I spent an hour or so today trying to compare screen and tmux, to decide which I would make my preferred terminal multiplexer.

For basic operations they’re virtually identical in operation.  I would be happy (and able) to use either for the basics, and probably will.  For that reason, I won’t say that my experience with one or the other affected my decision that I would try to stick with tmux in the future.

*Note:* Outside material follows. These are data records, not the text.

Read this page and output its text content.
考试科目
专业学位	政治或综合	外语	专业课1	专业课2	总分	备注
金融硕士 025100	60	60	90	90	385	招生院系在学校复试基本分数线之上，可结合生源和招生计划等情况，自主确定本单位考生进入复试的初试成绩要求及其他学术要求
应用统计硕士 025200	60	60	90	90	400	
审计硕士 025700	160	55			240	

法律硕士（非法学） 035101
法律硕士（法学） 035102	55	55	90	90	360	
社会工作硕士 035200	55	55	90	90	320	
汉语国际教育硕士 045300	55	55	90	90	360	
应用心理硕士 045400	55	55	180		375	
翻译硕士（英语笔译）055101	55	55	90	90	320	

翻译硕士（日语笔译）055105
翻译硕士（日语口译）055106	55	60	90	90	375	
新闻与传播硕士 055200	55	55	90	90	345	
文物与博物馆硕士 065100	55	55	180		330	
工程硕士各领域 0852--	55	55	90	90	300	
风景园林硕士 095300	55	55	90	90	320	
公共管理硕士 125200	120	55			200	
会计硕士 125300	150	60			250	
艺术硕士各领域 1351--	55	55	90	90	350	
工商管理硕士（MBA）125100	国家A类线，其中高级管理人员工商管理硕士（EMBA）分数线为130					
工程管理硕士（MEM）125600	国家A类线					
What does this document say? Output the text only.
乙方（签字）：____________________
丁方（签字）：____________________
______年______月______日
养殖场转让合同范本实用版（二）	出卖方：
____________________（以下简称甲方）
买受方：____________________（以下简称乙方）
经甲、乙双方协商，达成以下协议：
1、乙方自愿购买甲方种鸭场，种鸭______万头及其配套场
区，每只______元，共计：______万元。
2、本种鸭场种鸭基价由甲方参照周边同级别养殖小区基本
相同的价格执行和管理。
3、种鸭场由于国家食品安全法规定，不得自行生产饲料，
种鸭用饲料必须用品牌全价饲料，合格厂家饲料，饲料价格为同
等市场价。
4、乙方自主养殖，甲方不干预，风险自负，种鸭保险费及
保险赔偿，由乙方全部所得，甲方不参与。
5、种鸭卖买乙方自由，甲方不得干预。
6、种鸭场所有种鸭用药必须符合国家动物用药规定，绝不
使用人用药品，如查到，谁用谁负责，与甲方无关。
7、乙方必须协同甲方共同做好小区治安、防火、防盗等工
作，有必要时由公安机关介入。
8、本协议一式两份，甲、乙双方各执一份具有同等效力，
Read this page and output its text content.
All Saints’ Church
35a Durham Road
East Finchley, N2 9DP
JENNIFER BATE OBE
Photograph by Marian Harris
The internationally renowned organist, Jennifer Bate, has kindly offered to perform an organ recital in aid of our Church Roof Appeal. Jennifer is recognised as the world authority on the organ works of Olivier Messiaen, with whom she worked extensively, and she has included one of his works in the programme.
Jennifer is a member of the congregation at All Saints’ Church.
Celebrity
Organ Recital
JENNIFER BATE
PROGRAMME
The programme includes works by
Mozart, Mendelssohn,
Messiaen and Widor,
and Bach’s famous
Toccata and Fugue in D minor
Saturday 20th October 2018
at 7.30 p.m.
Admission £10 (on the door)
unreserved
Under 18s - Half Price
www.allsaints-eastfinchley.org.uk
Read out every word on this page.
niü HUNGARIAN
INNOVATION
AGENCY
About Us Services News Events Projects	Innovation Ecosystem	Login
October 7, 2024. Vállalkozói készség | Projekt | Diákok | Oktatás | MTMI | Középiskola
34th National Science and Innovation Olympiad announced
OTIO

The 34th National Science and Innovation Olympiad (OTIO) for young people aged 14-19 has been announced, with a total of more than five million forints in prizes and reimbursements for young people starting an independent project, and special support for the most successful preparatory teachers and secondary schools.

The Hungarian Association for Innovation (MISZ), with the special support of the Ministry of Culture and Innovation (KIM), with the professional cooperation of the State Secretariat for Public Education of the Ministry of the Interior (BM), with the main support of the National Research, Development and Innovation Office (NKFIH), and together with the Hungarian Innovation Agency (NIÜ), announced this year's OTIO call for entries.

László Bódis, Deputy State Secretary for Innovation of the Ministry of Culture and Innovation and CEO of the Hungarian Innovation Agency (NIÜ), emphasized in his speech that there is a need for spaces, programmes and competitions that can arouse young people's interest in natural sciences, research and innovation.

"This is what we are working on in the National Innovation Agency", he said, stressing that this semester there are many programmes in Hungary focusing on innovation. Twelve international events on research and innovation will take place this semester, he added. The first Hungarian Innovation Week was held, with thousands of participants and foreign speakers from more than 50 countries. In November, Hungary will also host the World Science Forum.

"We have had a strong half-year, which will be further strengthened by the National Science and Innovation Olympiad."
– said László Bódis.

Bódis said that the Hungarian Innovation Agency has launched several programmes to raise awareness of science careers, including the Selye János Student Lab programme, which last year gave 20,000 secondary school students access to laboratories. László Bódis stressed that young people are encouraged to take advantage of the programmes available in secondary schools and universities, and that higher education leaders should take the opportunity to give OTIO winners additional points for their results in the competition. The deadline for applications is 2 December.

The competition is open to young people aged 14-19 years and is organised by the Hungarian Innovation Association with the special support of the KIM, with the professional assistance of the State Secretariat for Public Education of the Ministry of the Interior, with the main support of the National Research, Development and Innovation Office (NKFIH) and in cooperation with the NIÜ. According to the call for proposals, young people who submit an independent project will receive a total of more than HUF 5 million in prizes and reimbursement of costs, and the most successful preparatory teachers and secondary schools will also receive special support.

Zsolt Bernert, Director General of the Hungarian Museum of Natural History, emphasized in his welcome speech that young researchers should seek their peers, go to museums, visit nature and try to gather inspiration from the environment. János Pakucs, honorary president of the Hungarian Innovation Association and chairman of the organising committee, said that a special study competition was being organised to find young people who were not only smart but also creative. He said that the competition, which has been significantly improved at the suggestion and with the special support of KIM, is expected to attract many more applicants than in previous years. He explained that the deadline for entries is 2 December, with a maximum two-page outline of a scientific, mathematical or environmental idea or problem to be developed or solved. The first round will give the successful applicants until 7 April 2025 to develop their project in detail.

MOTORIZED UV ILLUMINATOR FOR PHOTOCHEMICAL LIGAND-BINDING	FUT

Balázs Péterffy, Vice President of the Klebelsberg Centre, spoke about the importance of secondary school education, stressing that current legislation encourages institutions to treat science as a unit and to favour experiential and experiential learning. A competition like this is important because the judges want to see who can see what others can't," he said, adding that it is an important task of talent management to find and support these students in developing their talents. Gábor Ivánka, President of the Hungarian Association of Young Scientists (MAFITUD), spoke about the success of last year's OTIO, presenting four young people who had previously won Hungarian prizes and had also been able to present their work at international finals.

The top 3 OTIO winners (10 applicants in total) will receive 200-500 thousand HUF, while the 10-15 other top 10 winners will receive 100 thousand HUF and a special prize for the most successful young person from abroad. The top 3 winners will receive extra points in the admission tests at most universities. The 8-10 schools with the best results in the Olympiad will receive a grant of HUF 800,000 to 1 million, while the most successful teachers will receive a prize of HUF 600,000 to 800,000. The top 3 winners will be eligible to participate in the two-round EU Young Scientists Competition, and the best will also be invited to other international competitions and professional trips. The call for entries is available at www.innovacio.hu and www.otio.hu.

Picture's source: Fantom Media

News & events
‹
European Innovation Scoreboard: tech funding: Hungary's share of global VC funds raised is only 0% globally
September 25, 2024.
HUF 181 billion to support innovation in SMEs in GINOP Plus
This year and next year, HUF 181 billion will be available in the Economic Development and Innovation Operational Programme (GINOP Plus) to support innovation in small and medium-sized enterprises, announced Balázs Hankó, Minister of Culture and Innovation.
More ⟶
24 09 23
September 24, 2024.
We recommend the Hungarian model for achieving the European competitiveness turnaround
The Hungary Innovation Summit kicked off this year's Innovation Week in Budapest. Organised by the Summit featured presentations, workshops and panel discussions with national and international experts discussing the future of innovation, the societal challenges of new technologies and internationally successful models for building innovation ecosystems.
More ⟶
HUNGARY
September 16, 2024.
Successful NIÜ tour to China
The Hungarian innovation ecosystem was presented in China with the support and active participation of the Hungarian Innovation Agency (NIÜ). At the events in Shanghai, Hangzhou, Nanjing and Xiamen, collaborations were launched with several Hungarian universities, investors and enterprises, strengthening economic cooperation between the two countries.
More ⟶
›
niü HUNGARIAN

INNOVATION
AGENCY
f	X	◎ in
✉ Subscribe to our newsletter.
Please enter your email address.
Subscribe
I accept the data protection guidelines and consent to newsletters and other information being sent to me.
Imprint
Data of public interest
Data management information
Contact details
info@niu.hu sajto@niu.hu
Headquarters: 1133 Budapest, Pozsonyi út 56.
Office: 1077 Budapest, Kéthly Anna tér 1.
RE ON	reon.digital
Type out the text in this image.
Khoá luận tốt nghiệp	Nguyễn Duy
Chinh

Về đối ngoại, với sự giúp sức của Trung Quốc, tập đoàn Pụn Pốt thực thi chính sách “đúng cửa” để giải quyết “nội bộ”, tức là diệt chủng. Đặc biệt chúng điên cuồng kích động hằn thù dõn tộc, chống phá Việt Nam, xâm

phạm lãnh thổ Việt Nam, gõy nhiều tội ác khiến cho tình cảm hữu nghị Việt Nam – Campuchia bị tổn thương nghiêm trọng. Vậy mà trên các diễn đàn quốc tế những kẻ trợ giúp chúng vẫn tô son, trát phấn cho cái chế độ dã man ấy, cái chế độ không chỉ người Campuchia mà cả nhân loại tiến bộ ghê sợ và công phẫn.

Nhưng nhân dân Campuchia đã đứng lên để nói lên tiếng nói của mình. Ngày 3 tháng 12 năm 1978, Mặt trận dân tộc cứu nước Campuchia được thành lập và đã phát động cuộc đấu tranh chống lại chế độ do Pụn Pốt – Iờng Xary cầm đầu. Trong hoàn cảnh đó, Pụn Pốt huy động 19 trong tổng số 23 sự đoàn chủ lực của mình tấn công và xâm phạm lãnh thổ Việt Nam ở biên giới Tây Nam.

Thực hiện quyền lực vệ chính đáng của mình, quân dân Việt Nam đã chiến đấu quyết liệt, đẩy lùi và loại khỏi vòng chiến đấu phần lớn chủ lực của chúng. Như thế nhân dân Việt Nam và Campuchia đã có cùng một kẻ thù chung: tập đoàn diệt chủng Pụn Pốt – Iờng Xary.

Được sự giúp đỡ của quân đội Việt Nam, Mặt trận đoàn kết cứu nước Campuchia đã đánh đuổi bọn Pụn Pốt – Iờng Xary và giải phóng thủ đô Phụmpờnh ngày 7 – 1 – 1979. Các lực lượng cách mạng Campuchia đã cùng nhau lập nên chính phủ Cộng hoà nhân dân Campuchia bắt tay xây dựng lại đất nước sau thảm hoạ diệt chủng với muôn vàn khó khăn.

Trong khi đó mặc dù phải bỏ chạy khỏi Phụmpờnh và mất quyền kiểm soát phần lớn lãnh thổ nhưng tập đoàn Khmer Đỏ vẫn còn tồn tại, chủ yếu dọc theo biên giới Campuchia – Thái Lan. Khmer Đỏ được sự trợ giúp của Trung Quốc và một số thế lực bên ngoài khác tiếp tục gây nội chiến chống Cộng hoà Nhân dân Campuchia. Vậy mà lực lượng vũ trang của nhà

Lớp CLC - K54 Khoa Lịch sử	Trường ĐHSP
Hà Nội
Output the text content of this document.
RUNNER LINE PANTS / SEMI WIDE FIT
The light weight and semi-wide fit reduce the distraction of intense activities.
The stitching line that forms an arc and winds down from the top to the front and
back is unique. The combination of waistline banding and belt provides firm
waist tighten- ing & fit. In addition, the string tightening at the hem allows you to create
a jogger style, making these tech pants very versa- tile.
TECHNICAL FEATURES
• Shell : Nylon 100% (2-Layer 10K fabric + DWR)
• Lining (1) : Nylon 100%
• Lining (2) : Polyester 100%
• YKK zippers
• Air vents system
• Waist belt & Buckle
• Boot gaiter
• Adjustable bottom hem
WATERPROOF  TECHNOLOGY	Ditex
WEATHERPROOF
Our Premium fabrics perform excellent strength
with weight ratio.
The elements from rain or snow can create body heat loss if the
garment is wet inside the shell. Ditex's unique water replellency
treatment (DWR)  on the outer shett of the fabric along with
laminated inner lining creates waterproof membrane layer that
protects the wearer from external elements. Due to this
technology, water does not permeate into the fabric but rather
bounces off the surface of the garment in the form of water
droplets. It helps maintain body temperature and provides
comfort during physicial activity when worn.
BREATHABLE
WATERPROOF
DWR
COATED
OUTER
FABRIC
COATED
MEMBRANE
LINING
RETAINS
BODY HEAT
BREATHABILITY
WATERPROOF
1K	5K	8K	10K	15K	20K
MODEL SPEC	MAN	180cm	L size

There a few reasons I’ve decided to side with tmux rather than screen.  The first to come to mind is the BSD licensing.  tmux is BSD, screen GPL, and I have better feelings about the BSD license.  Second, various blogs and articles around the web over the past year have written about the stagnation of the screen project.  Slow or non-existent patches and updates, crufted code, and a complex configuration file.  It seems to me that tmux is the future, and even if it never replaces screen, it has a strong presence and is here to stay, which is what will really matter.

Further Reading:
dayid’s screen and tmux cheat sheet
TMUX – The Terminal Multiplexer (Part 1)
Is tmux the GNU Screen killer?

Network Diagram

Went ahead and updated my network diagram with the newest elements.  Included the EC2 instance running the blog and wiki and future location of whatever website I decide to put up.  The yellow lines represents a VPN tunnel.